The average number of letters in warm-weather months (March, April, May, June, July, August) is 4.5. The average number of letters in cold-weather months (September, October, November, December, January, February) is 7.8. Wow! When the names of the months get longer, the temperature of the weather gets colder. Therefore, longer names cause colder weather. Quod erat demonstrandum (the fancy Latin phrase intellectuals put at the end of a proof).

Thankfully, such absurdity is easy to spot. Sure, there’s a correlation, but it’s purely coincidence. We know better. But what happens when we don’t know better? What happens when the correlation fits our beliefs in cause and effect? Then we can easily be led astray.

Preconceived Notions

In the “Wealthy habits” infographic, for example, it shows that the wealthy get fewer calories from junk food than do the poor. Because they eat healthier, they are better able to succeed and become wealthy, right? Or this one: 63% of the wealthy listen to audio books during their commute to work, while only 5% of the poor do. Of course! The wealthy are diligently learning more about the world and improving their minds, while the poor are wasting their brains on worthless music, or just staring off into space.
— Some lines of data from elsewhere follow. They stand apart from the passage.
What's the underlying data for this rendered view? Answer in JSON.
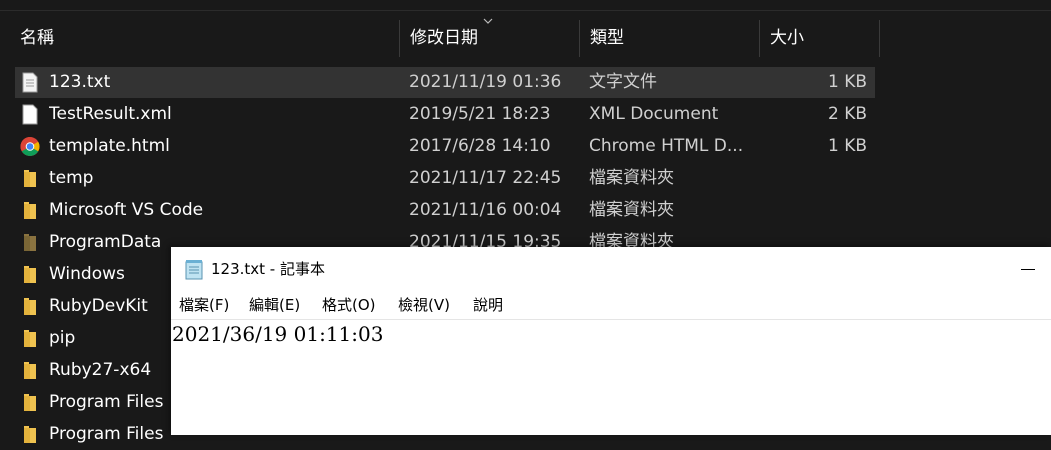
{
  "explorer": {
    "columns": {
      "name": "名稱",
      "date_modified": "修改日期",
      "type": "類型",
      "size": "大小"
    },
    "sort_indicator_icon": "chevron-down-icon",
    "files": [
      {
        "name": "123.txt",
        "date": "2021/11/19 01:36",
        "type": "文字文件",
        "size": "1 KB",
        "icon": "text-file-icon",
        "selected": true
      },
      {
        "name": "TestResult.xml",
        "date": "2019/5/21 18:23",
        "type": "XML Document",
        "size": "2 KB",
        "icon": "xml-file-icon"
      },
      {
        "name": "template.html",
        "date": "2017/6/28 14:10",
        "type": "Chrome HTML D...",
        "size": "1 KB",
        "icon": "chrome-icon"
      },
      {
        "name": "temp",
        "date": "2021/11/17 22:45",
        "type": "檔案資料夾",
        "size": "",
        "icon": "folder-icon"
      },
      {
        "name": "Microsoft VS Code",
        "date": "2021/11/16 00:04",
        "type": "檔案資料夾",
        "size": "",
        "icon": "folder-icon"
      },
      {
        "name": "ProgramData",
        "date": "2021/11/15 19:35",
        "type": "檔案資料夾",
        "size": "",
        "icon": "folder-icon-hidden"
      },
      {
        "name": "Windows",
        "date": "",
        "type": "",
        "size": "",
        "icon": "folder-icon"
      },
      {
        "name": "RubyDevKit",
        "date": "",
        "type": "",
        "size": "",
        "icon": "folder-icon"
      },
      {
        "name": "pip",
        "date": "",
        "type": "",
        "size": "",
        "icon": "folder-icon"
      },
      {
        "name": "Ruby27-x64",
        "date": "",
        "type": "",
        "size": "",
        "icon": "folder-icon"
      },
      {
        "name": "Program Files",
        "date": "",
        "type": "",
        "size": "",
        "icon": "folder-icon"
      },
      {
        "name": "Program Files",
        "date": "",
        "type": "",
        "size": "",
        "icon": "folder-icon"
      }
    ],
    "colors": {
      "background": "#191919",
      "selected_row": "#333333",
      "folder": "#f0c350",
      "folder_hidden": "#8a7340"
    }
  },
  "notepad": {
    "title": "123.txt - 記事本",
    "menu": [
      "檔案(F)",
      "編輯(E)",
      "格式(O)",
      "檢視(V)",
      "說明"
    ],
    "content": "2021/36/19 01:11:03"
  }
}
Those conclusions may fit our preconceived notions, but they are not remotely supported by the data. The cause and effect could easily go the other way. The wealthy could be getting fewer calories from junk food because they can afford higher quality food. Anyone familiar with inner city “food deserts” could certainly vouch for such a conclusion. Or the wealthy could listen to more audio books because they can afford to purchase more audiobooks and the players that play them. Their wealth could just as easily be the cause of the audiobook listening effect, as the audiobook listening is the cause of the wealth effect. Correlation alone cannot tell us the difference.
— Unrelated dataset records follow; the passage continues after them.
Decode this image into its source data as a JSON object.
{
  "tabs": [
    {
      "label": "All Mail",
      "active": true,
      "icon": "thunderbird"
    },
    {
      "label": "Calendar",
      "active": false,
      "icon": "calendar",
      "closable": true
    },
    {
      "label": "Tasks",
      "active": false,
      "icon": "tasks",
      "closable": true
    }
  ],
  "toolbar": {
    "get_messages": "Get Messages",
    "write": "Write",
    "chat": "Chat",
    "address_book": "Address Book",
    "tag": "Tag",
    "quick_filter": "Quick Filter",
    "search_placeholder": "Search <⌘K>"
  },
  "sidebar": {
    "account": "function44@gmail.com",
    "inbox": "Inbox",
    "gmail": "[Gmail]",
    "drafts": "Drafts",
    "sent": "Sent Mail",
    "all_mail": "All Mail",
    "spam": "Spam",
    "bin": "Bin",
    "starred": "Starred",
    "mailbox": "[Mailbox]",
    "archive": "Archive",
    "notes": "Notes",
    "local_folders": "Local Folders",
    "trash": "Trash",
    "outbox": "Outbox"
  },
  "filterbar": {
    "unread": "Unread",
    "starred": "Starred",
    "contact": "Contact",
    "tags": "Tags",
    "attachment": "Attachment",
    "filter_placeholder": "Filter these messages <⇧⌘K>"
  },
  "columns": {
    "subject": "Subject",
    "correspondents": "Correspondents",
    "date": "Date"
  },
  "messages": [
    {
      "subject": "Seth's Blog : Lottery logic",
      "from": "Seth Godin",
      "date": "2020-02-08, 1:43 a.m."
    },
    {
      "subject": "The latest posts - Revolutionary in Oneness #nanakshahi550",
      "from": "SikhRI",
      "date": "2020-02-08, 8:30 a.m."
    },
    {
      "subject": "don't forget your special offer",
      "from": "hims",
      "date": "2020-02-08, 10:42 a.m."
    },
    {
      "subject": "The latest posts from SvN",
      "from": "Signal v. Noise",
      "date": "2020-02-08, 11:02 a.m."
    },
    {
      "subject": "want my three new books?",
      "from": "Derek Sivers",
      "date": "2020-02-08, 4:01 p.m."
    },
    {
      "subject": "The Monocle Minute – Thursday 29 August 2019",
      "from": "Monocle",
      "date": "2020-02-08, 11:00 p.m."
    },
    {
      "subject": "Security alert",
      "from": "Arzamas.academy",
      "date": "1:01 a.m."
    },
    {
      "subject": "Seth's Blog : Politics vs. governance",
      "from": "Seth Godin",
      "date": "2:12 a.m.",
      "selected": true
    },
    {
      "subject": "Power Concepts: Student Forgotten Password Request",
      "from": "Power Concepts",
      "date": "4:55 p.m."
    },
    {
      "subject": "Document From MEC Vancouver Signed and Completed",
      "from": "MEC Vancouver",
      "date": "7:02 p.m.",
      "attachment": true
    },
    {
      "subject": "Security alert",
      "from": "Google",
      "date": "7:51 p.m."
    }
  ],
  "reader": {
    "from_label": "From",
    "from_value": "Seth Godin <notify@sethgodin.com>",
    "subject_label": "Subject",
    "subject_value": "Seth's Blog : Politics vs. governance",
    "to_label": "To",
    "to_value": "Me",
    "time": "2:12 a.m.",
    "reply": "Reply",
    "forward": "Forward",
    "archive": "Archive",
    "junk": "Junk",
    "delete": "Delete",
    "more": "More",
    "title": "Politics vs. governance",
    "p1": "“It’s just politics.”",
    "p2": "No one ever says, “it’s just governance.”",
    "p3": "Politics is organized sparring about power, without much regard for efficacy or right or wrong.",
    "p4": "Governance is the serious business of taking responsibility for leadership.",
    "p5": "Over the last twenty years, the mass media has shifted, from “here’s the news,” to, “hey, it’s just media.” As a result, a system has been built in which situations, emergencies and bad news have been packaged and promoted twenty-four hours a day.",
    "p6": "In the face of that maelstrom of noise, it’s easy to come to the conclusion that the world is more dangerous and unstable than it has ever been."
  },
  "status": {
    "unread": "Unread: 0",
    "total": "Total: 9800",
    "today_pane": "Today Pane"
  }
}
So what does this have to do with innovation?

Healthy Skepticism

As we create new goods and services, we need feedback about our creations. Sometimes, that comes in the form of statistically rigorous product testing. Sometimes it comes in the form of focus groups. Sometimes it comes in the form of sharing with a life partner and asking “what do you think?”

Regardless of how it is tested, you need to be able to receive the feedback in a way that will be of value to you. This is where your healthy skepticism will come in handy. Challenge yourself. Identify your biases in advance. Force yourself to listen empathically, truly understanding the feedback from the perspective of the provider. Challenge the data you receive. Is it simply confirming the bias you had, or does it really give you information that is valuable to delivering a product that your customers want uniquely from you? Does it help separate the necessary differentiators, or does it reflect mere coincidence? Always search for what really drives the value of the product in the minds of your customers, in a way that you can uniquely deliver.

This principle also applies to how you run your business. Differentiated success in one business does not prove that success will follow in another business. As Warren Buffet has so eloquently said, “When a management with a reputation for brilliance tackles a business with a reputation for bad economics, it is the reputation of the business that remains intact.” Not that your chosen industry necessarily has bad economics, but your industry is unique. Your business is unique. It needs to be treated uniquely.

Several years ago, the big management fad was to make every business operate like Apple. Clearly, Apple had a winning formula, going from near-bankruptcy to the single largest market cap company in the known universe. Differentiators could easily be identified – human-centered design, retail outlets with genius bars, simple pricing structures, etc.

Fast-forward to April 2013, with a very public, very humiliating ouster of former Apple guy turned JC Penny CEO, Ron Johnson, after the debacle that was trying to make the discount retailer operate like Apple. The results were so bad, that in May, JC Penny ran a television ad apologizing for the attempted changes.

Simply trying to imitate “winners,” even when differences between them and the not-so-muches are evident, will not automatically lead to success.